Ce que le mirage doit à l'oasis by Khadra Yasmina

Ce que le mirage doit à l'oasis by Khadra Yasmina

Auteur:Khadra, Yasmina [Khadra, Yasmina]
La langue: fra
Format: epub
Éditeur: Flammarion
Publié: 2017-10-20T00:00:00+00:00


Toi qui as renoncé

Au soleil de tes jours

Et qui cries sur les toits

Que les dieux sont morts

D’ennui

Dis-toi que si la nuit

A déployé sa vallée

Dans le creux de ton âme

C’est parce que tu as tué

L’ange qui veillait

Sur tes rêves d’enfant

J’AI ÉTÉ CONTRAINT de quitter Kenadsa trois ans après ma naissance. Mon père ayant rejoint l’Armée de Libération (l’ALN), ma mère était constamment persécutée par les gendarmes français. Notre maison subissait perquisition sur perquisition, de jour comme de nuit.

Lors de l’une de ces intrusions musclées, ma mère, excédée,s’était jetée sur un soldat qui, en tentant de la repousser, m’avait défoncé le crâne d’un coup de crosse.

Le lendemain, le soldat était revenu pour se faire pardonner.Il m’avait offert un Mickey Mouse en caoutchouc, et mon oncle lui avait offert du thé.

Les perquisitions reprirent de plus belle. Les militaires espéraient surprendre mon père chez lui.
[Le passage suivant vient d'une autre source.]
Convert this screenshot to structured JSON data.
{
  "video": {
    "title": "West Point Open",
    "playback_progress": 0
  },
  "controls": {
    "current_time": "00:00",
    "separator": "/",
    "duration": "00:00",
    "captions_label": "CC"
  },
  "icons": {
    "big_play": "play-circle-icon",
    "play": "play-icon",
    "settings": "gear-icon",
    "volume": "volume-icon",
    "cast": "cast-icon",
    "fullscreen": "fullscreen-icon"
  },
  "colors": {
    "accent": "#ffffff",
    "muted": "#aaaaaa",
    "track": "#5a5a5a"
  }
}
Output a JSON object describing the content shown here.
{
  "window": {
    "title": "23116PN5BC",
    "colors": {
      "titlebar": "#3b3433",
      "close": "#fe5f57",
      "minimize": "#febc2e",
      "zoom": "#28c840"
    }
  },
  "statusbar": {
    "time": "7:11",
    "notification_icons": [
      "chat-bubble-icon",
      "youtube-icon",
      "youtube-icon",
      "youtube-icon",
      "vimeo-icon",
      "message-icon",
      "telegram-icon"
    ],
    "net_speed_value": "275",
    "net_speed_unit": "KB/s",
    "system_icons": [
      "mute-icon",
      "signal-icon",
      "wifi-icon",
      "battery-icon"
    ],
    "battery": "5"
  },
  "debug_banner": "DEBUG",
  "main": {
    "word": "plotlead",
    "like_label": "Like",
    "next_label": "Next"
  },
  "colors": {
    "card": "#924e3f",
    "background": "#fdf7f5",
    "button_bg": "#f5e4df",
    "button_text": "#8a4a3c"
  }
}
Tourmentée puis torturée, ma mère demanda à quitter Kenadsa pour Oran où résidait sa fratrie. Nous avions pris l’avion, pour la première fois, en octobre 1957.

Mais il était écrit que partout où que j’aille, mon désert serait avec moi. Je le perdrais de vue qu’il enguirlanderait mes pensées.

À Oran, mes tantes maternelles me contaient le Sahara sans trêve et sans répit. Kenadsa habitait toutes les évocations. Ce petit village quasi millénaire, avec son ksar bâti par des architectes de génie huit siècles plus tôt et sa mosquée séculaire debout contre le ciel, le minaret érigé en phare afin que les brebis ne se perdent pas, avec sa confrérie, où reposent des manuscrits inestimables et un Coran du xiie siècle, qui engendra des érudits et des savants, se voulait citadelle et sanctuaire en même temps.

Mon Dieu ! Kenadsa, la Rose des sables, assise en tailleur à la croisée des destins.

Isabelle Eberhart, ce « Rimbaud au féminin » déguisé en homme, venait parfois se ressourcer à Kenadsa. Elle portait dans le bleu de ses yeux l’azur de sa Suisse natale et dans le cœur les espaces infinis des regs imprenables. Nos gens l’aimaient bien. Isabelle était une drôle de dame, téméraire et intrigante, aventurière et insoumise ; une poétesse reconvertie en journaliste, la plume alerte, l’âme militante, que la crue d’un oued à Aïn Sefra emporta au large de toutes les quêtes, en 1904, laissant son spahi de mari, Slimane, « orphelin » et veuf à la fois. Elle est morte dans la fleur de l’âge, au beau milieu de ses 27 ans, ivre de malaria et d’insolation.